Yuanta Vietnam Menkul Kıymetler Şirketi Bireysel Müşteriler Analiz Direktörü Sayın Nguyen The Minh'e göre, kâra dayalı vergilendirme, yatırım faaliyetlerinin gerçek doğasını yansıtan uluslararası uygulamalarla uyumludur. Ancak Sayın Minh, elde tutma süresi boyunca kademeli olarak azalan bir vergi oranı mekanizmasının uygulanmasını önermiştir. Özellikle, hisse senetlerini 1 yıldan az süreyle elinde tutan yatırımcılar daha yüksek bir vergi oranına tabi tutulabilir.
Bu arada, uzun vadeli yatırımlar (örneğin 10 yıldan uzun vadeli) vergiden muaf olmalıdır.
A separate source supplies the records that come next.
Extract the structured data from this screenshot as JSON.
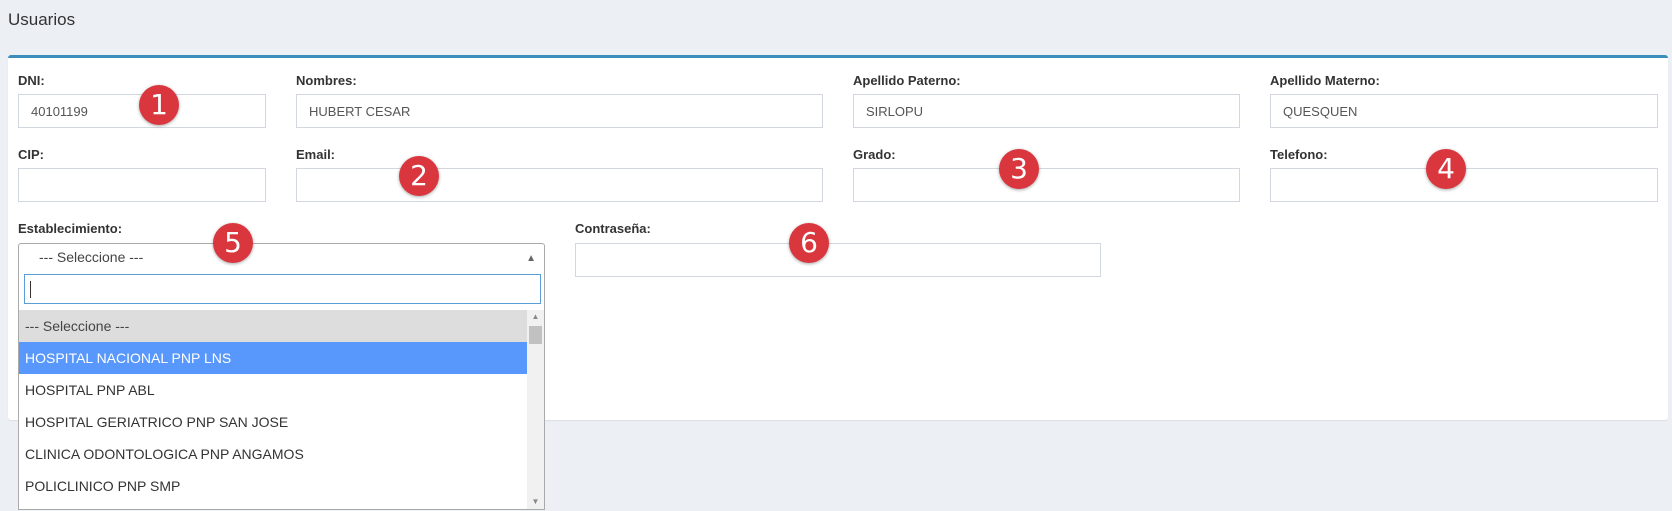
{
  "page": {
    "title": "Usuarios"
  },
  "form": {
    "dni": {
      "label": "DNI:",
      "value": "40101199"
    },
    "nombres": {
      "label": "Nombres:",
      "value": "HUBERT CESAR"
    },
    "apellido_paterno": {
      "label": "Apellido Paterno:",
      "value": "SIRLOPU"
    },
    "apellido_materno": {
      "label": "Apellido Materno:",
      "value": "QUESQUEN"
    },
    "cip": {
      "label": "CIP:",
      "value": ""
    },
    "email": {
      "label": "Email:",
      "value": ""
    },
    "grado": {
      "label": "Grado:",
      "value": ""
    },
    "telefono": {
      "label": "Telefono:",
      "value": ""
    },
    "establecimiento": {
      "label": "Establecimiento:",
      "selected": "--- Seleccione ---",
      "search_value": "",
      "options": [
        "--- Seleccione ---",
        "HOSPITAL NACIONAL PNP LNS",
        "HOSPITAL PNP ABL",
        "HOSPITAL GERIATRICO PNP SAN JOSE",
        "CLINICA ODONTOLOGICA PNP ANGAMOS",
        "POLICLINICO PNP SMP"
      ],
      "highlighted_index": 1
    },
    "contrasena": {
      "label": "Contraseña:",
      "value": ""
    }
  },
  "badges": [
    "1",
    "2",
    "3",
    "4",
    "5",
    "6"
  ],
  "colors": {
    "accent": "#3c8dbc",
    "badge": "#d9363e",
    "highlight": "#5897fb"
  }
}
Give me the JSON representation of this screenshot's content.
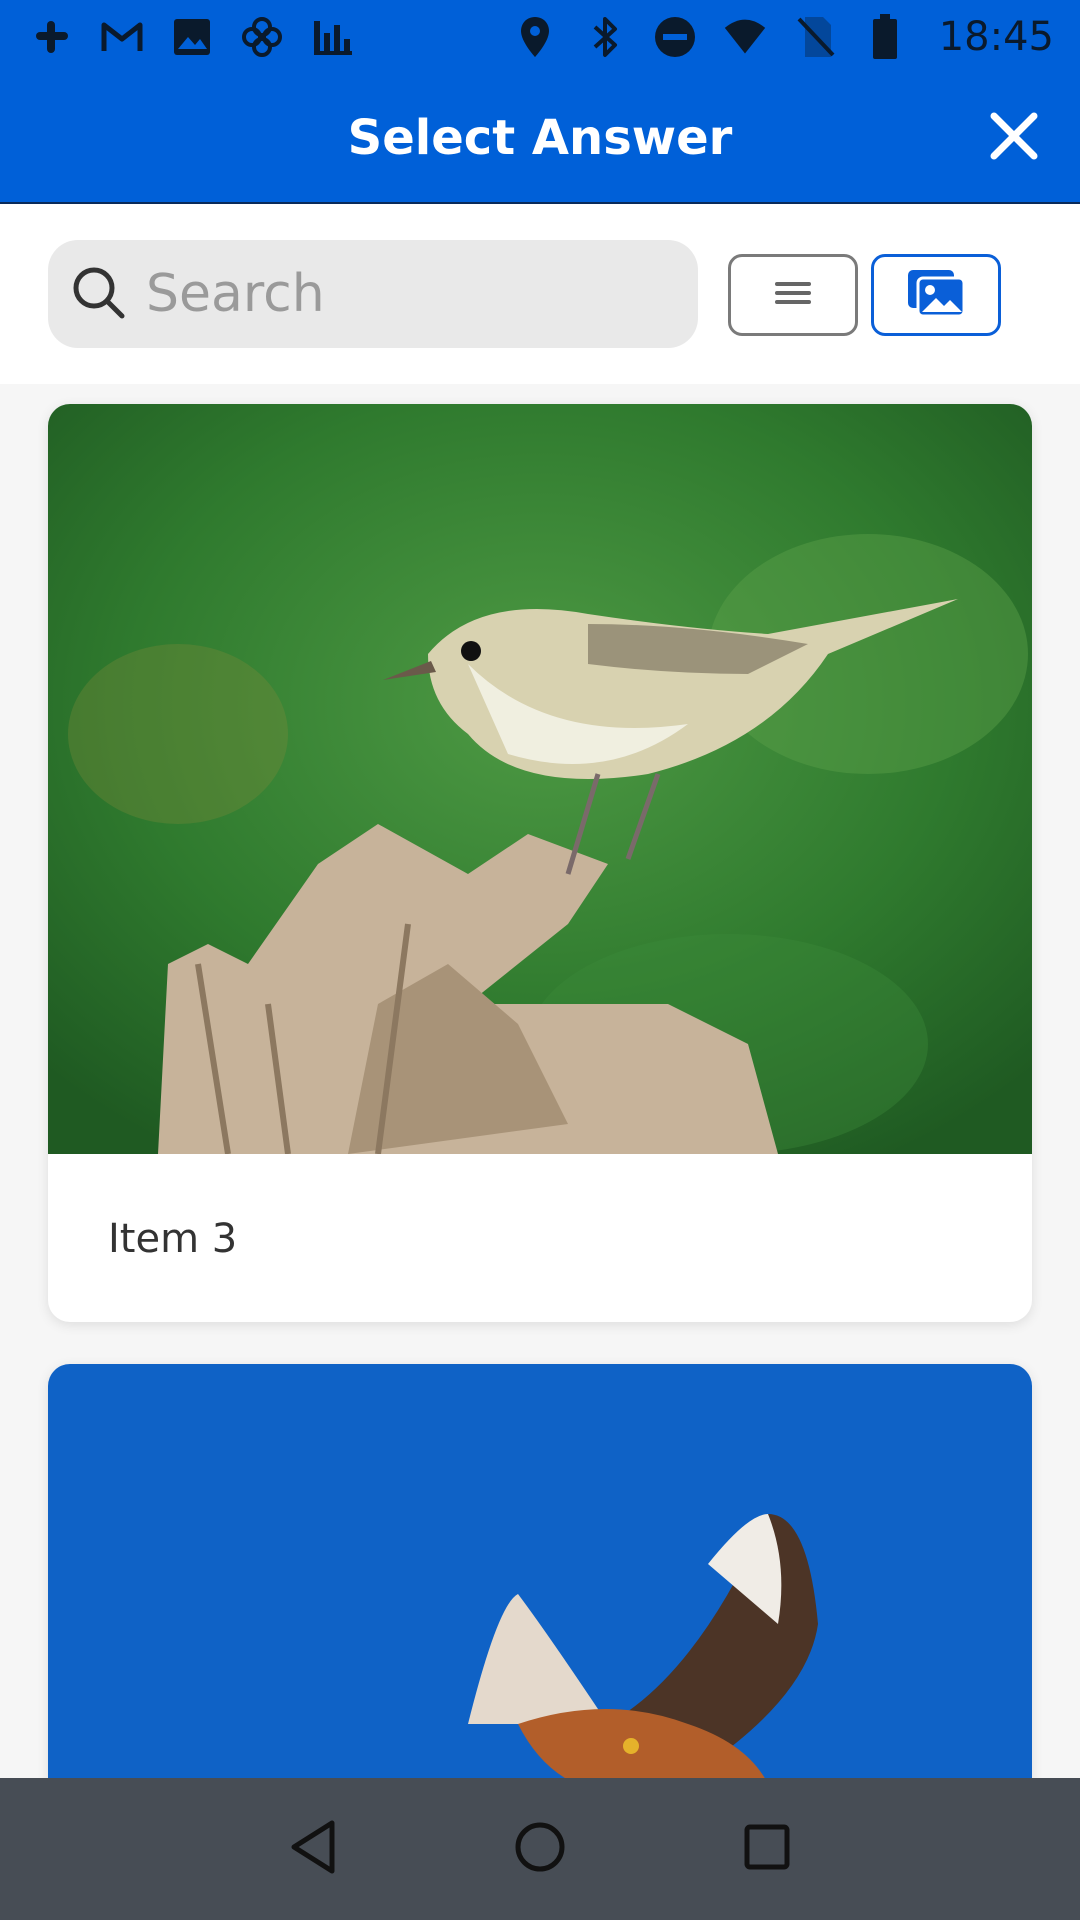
{
  "status_bar": {
    "time": "18:45",
    "left_icons": [
      "slack-icon",
      "gmail-icon",
      "gallery-icon",
      "pinwheel-icon",
      "stats-icon"
    ],
    "right_icons": [
      "location-icon",
      "bluetooth-icon",
      "do-not-disturb-icon",
      "wifi-icon",
      "no-sim-icon",
      "battery-icon"
    ]
  },
  "app_bar": {
    "title": "Select Answer",
    "close_icon": "close-icon"
  },
  "toolbar": {
    "search_placeholder": "Search",
    "list_view_icon": "list-icon",
    "gallery_view_icon": "image-icon",
    "selected_view": "gallery"
  },
  "items": [
    {
      "label": "Item 3",
      "image": "warbler-on-branch"
    },
    {
      "label": "",
      "image": "red-kite-in-flight"
    }
  ],
  "nav_bar": {
    "buttons": [
      "back-icon",
      "home-icon",
      "recents-icon"
    ]
  },
  "colors": {
    "primary": "#0060d8",
    "nav_bar": "#474d55",
    "search_bg": "#e9e9e9"
  }
}
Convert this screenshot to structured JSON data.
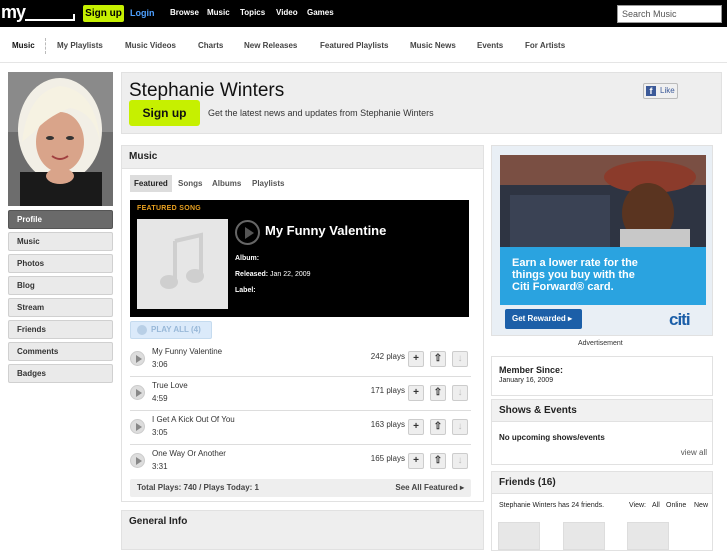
{
  "topbar": {
    "logo": "my",
    "signup": "Sign up",
    "login": "Login",
    "nav": [
      "Browse",
      "Music",
      "Topics",
      "Video",
      "Games"
    ],
    "search_placeholder": "Search Music"
  },
  "subnav": [
    "Music",
    "My Playlists",
    "Music Videos",
    "Charts",
    "New Releases",
    "Featured Playlists",
    "Music News",
    "Events",
    "For Artists"
  ],
  "sidebar": {
    "items": [
      "Profile",
      "Music",
      "Photos",
      "Blog",
      "Stream",
      "Friends",
      "Comments",
      "Badges"
    ]
  },
  "header": {
    "name": "Stephanie Winters",
    "signup": "Sign up",
    "tagline": "Get the latest news and updates from Stephanie Winters",
    "like": "Like"
  },
  "music": {
    "title": "Music",
    "tabs": [
      "Featured",
      "Songs",
      "Albums",
      "Playlists"
    ],
    "featured": {
      "label": "FEATURED SONG",
      "title": "My Funny Valentine",
      "album_label": "Album:",
      "album": "",
      "released_label": "Released:",
      "released": "Jan 22, 2009",
      "label_label": "Label:",
      "label_value": ""
    },
    "play_all": "PLAY ALL (4)",
    "songs": [
      {
        "title": "My Funny Valentine",
        "duration": "3:06",
        "plays": "242 plays"
      },
      {
        "title": "True Love",
        "duration": "4:59",
        "plays": "171 plays"
      },
      {
        "title": "I Get A Kick Out Of You",
        "duration": "3:05",
        "plays": "163 plays"
      },
      {
        "title": "One Way Or Another",
        "duration": "3:31",
        "plays": "165 plays"
      }
    ],
    "totals": "Total Plays: 740 / Plays Today: 1",
    "see_all": "See All Featured ▸"
  },
  "general_info": "General Info",
  "ad": {
    "headline_1": "Earn a lower rate for the",
    "headline_2": "things you buy with the",
    "headline_3": "Citi Forward® card.",
    "button": "Get Rewarded ▸",
    "brand": "citi",
    "label": "Advertisement"
  },
  "member": {
    "label": "Member Since:",
    "date": "January 16, 2009"
  },
  "shows": {
    "title": "Shows & Events",
    "empty": "No upcoming shows/events",
    "view_all": "view all"
  },
  "friends": {
    "title": "Friends (16)",
    "summary": "Stephanie Winters has 24 friends.",
    "view_label": "View:",
    "filters": [
      "All",
      "Online",
      "New"
    ]
  },
  "colors": {
    "accent": "#c6f000",
    "link": "#4ea0ff",
    "featured_label": "#e8a020",
    "ad_blue": "#2aa3e0",
    "citi_blue": "#1c5fa8"
  }
}
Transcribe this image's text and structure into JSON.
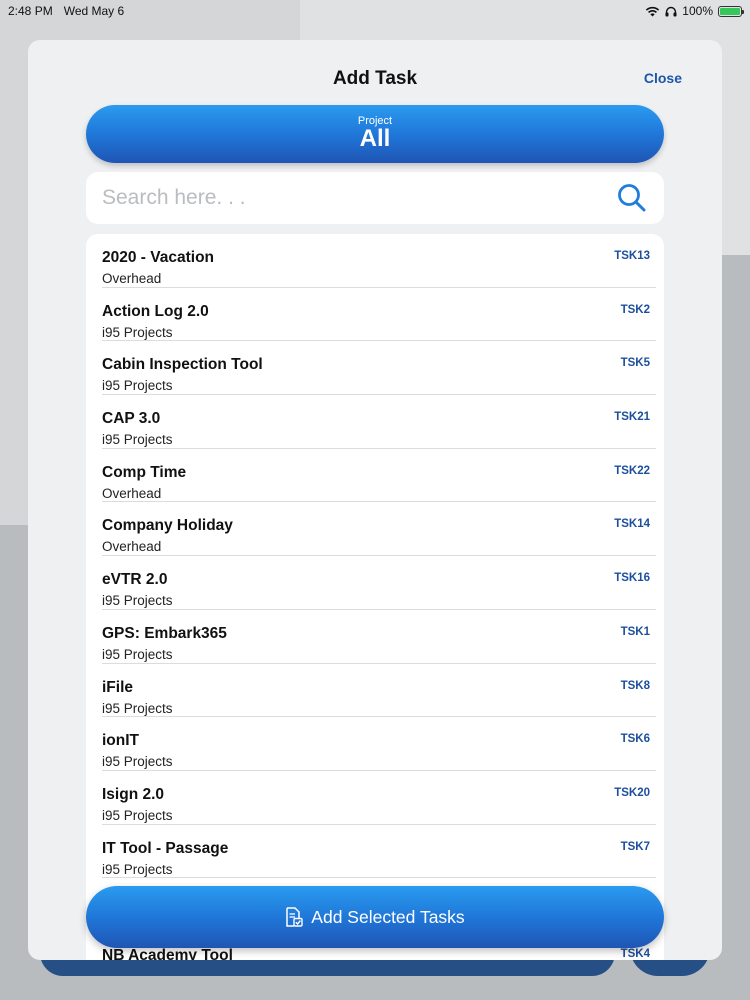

Bay Minh, "Bu yaklaşım, Devletin kısa vadeli spekülatif faaliyetlerden gelir elde etmesine yardımcı olmakla kalmıyor, aynı zamanda uzun vadeli yatırımcıları piyasada kalmaya teşvik etmek için açık bir teşvik oluşturarak daha sürdürülebilir ve istikrarlı bir finansal ekosistem oluşturulmasına katkıda bulunuyor," dedi.
Birçok yatırımcı, hisse senedi temettüleri ve ikramiye hisseleri üzerinde verginin transferin gerçekleşmesini beklemek yerine, alındığı anda toplanması önerisine ilişkin endişelerini dile getirdi.
VCCI Genel Sekreter Yardımcısı Dau Anh Tuan, taslak hakkında yorum yaptığı belgede, "Taslaktaki gibi hisse senetlerinde temettü ödemesi sırasında vergi uygulanması önerisi, bu seçeneği daha az cazip hale getirecek ve işletmelerin üretim ve iş faaliyetlerine yeniden yatırım yapmak için kaynaklara sahip olmalarını sağlayan etkili bir aracı ortadan kaldıracaktır" dedi.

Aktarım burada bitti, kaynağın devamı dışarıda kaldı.